並且在那一天,長年累月不施粉黛的母親甚至還化了淡妝,打了腮紅。
她說她是為了提升氣色,但他又何嘗不明白呢?她不過是不想讓宋青山看到她如今憔悴蒼老的樣子,她覺得丑。
他也不理解母親為什麼要一直固執地惦念著這份舊情,宋青山明明早已再婚生女,她為什麼還要念念不忘呢?
宋青山要是真的愛她,為什麼能夠十年不來見她一面呢?
明明是虛情假意,卻又故作了解,不嫌丟人嗎?
宋青山又知道她這十年是怎麼度過的麼?
「你沒有那麼了解我,更沒有那麼了解我媽。」顧晚風眉目冰冷,不容置疑地對宋青山說,「你和我們,毫不相干。」
其實顧晚風的這種態度也在宋青山的預料之中:「晚風,我理解你對我有誤會和敵意,但我和你母親之間的故事並非像你想像中那樣不堪。
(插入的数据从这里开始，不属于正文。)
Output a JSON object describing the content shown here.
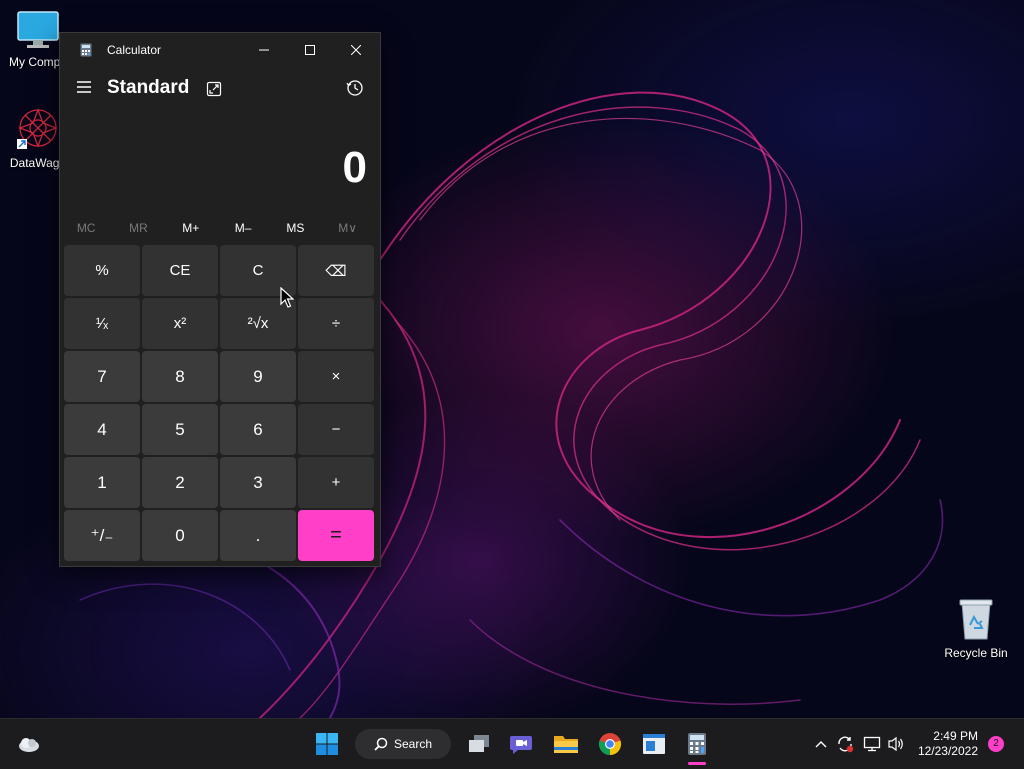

」
顧晚風牽唇哂笑,冷而譏誚:「你把她拋棄在那座深山中,整整十年,卻告訴我,你沒有那麼不堪?你宋青山敢不敢站在神山腳下,對著山神和顧家的列祖列宗發誓你從來沒有辜負過顧與堤?」
宋青山啞口無言。
他也曾發過誓,對著巍峨莊重的聖潔神山,對著顧家世世代代的列祖列宗,立下死誓承諾自己一定會陪伴顧與堤直至白頭,不然就讓他不得好死。
可是、天不遂人願,命不由人定。
兩位哥哥兄弟鬩牆,父親病重,母親年邁,家族內鬥混亂不堪,他不得不回家穩固局面。
後來大哥身死,二哥被父親驅逐出門,自幼逍遙自在的宋小三竟在一夕之間變成了家族唯一的繼承人。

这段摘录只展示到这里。